Deductible Plan Glossary
Here are some common terms that can help you understand your deductible plan.
Coinsurance
The percentage of charges you pay when you receive certain covered services.
For example, a 20 percent coinsurance on a $200 procedure means you’ll pay
$40 for that procedure.
Copayment (copay)
The set dollar amount you pay for certain covered services or prescriptions.
For example, a $10 office visit copay means you’ll pay $10 for each office visit.
Deductible
The set amount you need to reach before you’ll pay copays or coinsurance for most covered services for the rest of the calendar year. Until you reach the deductible,
you’ll pay the full charges for most services.
Evidence of Coverage (EOC)
A document that shows detailed information about your benefits and coverage.
Your employer’s human resources department should be able to provide you with a copy.
If you have a direct-pay plan, the EOC is included with your plan welcome materials.

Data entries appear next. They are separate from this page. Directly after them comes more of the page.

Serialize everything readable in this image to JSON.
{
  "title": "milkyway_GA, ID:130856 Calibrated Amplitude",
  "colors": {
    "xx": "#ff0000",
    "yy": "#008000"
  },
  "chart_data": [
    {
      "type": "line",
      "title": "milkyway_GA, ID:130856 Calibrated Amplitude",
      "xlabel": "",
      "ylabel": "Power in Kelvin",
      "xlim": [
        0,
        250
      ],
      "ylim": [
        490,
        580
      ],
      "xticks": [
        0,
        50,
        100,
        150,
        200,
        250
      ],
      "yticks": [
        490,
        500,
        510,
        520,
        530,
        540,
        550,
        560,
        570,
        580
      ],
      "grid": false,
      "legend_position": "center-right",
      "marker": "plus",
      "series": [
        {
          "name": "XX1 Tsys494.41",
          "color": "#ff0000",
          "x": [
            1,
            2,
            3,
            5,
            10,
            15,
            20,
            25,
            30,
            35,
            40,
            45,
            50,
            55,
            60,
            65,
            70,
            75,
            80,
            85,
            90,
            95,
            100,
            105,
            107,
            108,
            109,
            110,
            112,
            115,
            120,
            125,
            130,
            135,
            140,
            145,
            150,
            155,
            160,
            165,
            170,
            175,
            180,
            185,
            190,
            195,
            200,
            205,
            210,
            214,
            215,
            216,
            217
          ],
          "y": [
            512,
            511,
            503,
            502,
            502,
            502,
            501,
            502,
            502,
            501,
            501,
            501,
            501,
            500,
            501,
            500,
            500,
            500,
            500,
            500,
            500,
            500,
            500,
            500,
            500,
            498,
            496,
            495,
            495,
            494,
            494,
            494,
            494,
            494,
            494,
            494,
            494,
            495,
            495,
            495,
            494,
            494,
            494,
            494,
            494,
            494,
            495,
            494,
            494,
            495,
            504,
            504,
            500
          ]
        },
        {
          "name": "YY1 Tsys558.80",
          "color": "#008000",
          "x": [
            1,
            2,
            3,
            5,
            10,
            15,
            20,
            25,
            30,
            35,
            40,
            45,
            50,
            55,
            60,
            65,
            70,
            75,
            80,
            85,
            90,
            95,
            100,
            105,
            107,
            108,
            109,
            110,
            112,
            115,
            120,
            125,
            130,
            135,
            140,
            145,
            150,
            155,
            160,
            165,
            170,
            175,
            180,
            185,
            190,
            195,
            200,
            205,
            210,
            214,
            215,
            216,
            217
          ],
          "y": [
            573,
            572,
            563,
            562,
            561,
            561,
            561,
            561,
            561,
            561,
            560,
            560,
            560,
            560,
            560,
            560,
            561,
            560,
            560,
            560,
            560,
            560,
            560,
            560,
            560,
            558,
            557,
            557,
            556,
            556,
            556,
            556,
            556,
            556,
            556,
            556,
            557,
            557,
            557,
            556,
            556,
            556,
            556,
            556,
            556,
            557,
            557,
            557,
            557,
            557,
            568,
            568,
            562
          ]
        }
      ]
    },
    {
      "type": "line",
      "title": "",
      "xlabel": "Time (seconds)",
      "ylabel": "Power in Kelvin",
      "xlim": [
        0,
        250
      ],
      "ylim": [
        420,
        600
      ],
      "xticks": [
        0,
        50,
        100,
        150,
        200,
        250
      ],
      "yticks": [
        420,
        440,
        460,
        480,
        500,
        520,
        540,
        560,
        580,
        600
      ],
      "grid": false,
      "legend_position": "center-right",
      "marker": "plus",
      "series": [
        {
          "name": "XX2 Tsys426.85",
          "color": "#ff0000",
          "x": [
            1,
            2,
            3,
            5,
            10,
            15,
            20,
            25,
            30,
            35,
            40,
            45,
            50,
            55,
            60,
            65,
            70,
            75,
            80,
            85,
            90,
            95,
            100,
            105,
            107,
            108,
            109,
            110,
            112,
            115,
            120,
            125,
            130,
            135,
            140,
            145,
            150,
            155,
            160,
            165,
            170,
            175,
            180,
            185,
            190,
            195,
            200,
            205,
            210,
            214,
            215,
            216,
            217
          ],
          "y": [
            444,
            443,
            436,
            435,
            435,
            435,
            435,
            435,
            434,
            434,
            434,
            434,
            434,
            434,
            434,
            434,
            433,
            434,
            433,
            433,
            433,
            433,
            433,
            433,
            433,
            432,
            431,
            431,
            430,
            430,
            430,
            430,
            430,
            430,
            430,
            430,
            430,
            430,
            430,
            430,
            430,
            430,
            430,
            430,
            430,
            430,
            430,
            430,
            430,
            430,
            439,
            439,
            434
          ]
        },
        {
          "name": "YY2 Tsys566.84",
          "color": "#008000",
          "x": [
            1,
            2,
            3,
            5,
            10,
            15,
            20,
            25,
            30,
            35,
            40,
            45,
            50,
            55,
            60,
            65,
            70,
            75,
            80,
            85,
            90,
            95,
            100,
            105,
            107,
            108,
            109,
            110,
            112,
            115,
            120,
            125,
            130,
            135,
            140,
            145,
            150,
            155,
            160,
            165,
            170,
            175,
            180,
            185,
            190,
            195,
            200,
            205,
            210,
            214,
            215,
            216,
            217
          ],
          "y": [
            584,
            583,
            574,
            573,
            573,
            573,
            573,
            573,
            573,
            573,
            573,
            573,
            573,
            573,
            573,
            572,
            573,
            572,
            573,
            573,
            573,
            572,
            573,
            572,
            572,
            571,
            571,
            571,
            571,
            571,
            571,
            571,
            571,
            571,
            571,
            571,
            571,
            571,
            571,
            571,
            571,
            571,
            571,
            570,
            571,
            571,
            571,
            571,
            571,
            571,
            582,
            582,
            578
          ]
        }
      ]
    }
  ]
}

Explanation of Benefits (EOB)
A summary of services received, including dates received and the provider’s name.
An EOB is not a bill, but it can help you keep track of your health care expenses.
Flexible spending account (FSA)
A financial account that you can fund with pretax* contributions from your paycheck.
You can use the funds in your FSA to pay for qualified medical or dependent-care expenses.
An FSA is owned by your employer, and any unused funds will be forfeited at the end of the FSA plan year.
Health reimbursement arrangement (HRA)
An HRA allows you to use funds contributed by your employer to pay for qualified medical expenses. Because the money in your HRA account isn’t considered part of your wages,
it’s not subject to federal income taxes.
Health savings account (HSA)
A financial account that you can fund with pretax* contributions from your paycheck,
or after-tax contributions that are tax deductible. You can use funds in your HSA to pay for qualified medical expenses now or in the future, even if you change jobs or retire.
Non-preventive services
These are services that diagnose a condition for which you have symptoms or that are used to treat a condition for which you’ve already been diagnosed. While most preventive care services are available to you for little or no cost, you’ll probably pay more for any non-preventive services you receive.
Out-of-pocket maximum
The maximum amount you’ll pay for most services covered by your plan each year. After you reach this amount, we’ll provide most covered services at no cost to you for the rest of the year.
Preventive care services
Preventive care services are types of routine care intended to help keep you healthy.
A service is considered preventive if you have no symptoms indicating that you’re in need of diagnostic services or treatment, and if no signs of illness are discovered during the service. Our deductible plans cover most preventive care services at little or no cost to you.
Qualified medical expense
If you have an HRA, HSA, or FSA, you can use the funds in your account to pay for qualified medical expenses, as defined in Internal Revenue Code Section 213(d).
For a list of qualified medical expenses, download a copy of IRS Publication 502, Medical and Dental Expenses at irs.gov/publications.
Rolling over HRA funds
If you have an HRA and your employer offers the rollover option, you can use funds left over from one year to pay for qualified medical expenses the next year, as long as you’re still a member of the plan. How funds roll over — including how much can roll over from year to year — will depend on your plan details.
Substantiation (validation)
With an HRA or FSA, you may be asked to submit proper documentation to validate a claim, such as Explanation of Benefits (EOBs), bills, or receipts. Check with your HRA or FSA administrator for specific requirements.